In land cover classification with relatively high accuracy, it may not be necessary to spatially map local accuracy. However, when a land cover classification results in low accuracy or has problematic classes of poor accuracy, a spatial representation could be beneficial. Information from the maps of accuracy can be used to understand the causes of its variation [
57]. The global measure of the 2012 overall classification accuracies was high; however, the shrub cover class contained relatively high errors of both commission and omission.
Figure 4 illustrates spatial patterns of predicted accuracy, including a lower probability of accuracy in the northern and southern portions of the study area and a higher probability of accuracy in the central portion. For both portions, but especially in the south, a lack of training data likely hindered accuracy. The southern area also reflects the driest portion of the study and a transition to a greater proportion of more drought-tolerant shrub species [
9]. The northern site, by contrast, is a site where the coastal marine layer pools and intrudes inland, as is visible on the numerous Landsat scenes we reviewed, and this may increase vegetation vigor (altering the spectral signal) and induce misclassification. This type of spatially explicit accuracy is useful, as it can inform the appropriate choice of land cover data for an application [
58] or where specific portions or regions of a land cover map are not appropriate to be used for subsequent analysis or land management planning [
57]. For large, difficult-to-access study sites, this can indicate local problem areas in the classification method and highlight regions of the study area where additional data are needed [
59].
The base 2012 year classification exhibited high accuracy; however, the accuracy was not as high for the preceding years. While it is possible that this reduced accuracy is partially attributed to either overfitting the tree to the 2012 field data, this is unlikely given the simplicity of the tree that we utilized. There is greater potential that inaccuracy in the earlier years stems from spectral differences resulting from interannual variability in vegetation phenology and soil moisture. Though phenology is relatively static during the months of remotely sensed data acquisition for this region (
i.e., vegetation is mostly dormant by early July), interannual climate variability can easily produce differences in vegetation vigor and cover between years. For example, the study area received only 50 percent of normal precipitation in 2007 (based on a 30-year climatological average) [
60], and the drought stress likely reduced the vigor of the shrubs, making shrubland reflectance more similar to a forest spectral signature. Similarly, the timing of moisture can affect grass classification accuracies, as late spring precipitation or even strong marine layers (which occur in the summer on the central California coast when there is high pressure in California’s Central Valley) can induce temporary green-up in annual grasses, leading to misclassification as shrubs.

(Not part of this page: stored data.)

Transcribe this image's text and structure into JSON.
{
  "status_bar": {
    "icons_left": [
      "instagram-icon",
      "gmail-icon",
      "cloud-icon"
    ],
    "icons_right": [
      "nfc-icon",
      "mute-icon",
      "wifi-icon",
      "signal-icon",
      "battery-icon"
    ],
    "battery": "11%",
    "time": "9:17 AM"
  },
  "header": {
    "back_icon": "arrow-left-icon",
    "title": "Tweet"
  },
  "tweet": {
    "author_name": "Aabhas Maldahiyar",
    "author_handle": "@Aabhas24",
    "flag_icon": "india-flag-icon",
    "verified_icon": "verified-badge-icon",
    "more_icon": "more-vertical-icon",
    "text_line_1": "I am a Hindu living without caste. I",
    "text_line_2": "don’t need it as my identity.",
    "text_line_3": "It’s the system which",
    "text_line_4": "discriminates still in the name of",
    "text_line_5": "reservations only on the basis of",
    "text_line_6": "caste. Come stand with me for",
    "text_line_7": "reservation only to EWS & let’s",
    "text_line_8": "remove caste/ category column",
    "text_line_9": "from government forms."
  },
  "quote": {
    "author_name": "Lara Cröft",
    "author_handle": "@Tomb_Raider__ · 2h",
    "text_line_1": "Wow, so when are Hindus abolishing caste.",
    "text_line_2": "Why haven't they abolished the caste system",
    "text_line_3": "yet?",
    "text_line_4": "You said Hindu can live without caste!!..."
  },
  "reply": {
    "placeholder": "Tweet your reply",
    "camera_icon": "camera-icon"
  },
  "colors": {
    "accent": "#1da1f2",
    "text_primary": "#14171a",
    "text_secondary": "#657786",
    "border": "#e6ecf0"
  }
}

It is also unsurprising that the accuracies were lower for the years prior to 2012, because we excluded the portion of the study area with the highest classification accuracy (the burned areas) from the accuracy assessment. We were using primarily persistent sites to validate prior to 2012, and the area within the wildfire perimeters was considered disturbed (and not persistent). Therefore, while the classification accuracy for 2012 included field data collected in the fire perimeters for the validation, the accuracies for the prior years did not include validation within the burned areas, and our spatial GWR of accuracy indicated that the highest accuracy occurred in the burned areas in 2012.
Though the classifications of seven historic Landsat scenes were less accurate compared to the 2012 base classification, overall, the classification produced land cover maps of moderate to high accuracy, and we assume that the true accuracy is actually higher based on our exclusion of validation sites from the burned areas due to the lack of persistence. We are confident that using these land cover maps will be sufficient in determining the effects of the 2008 wildfire on land cover and to the nearshore ecosystem.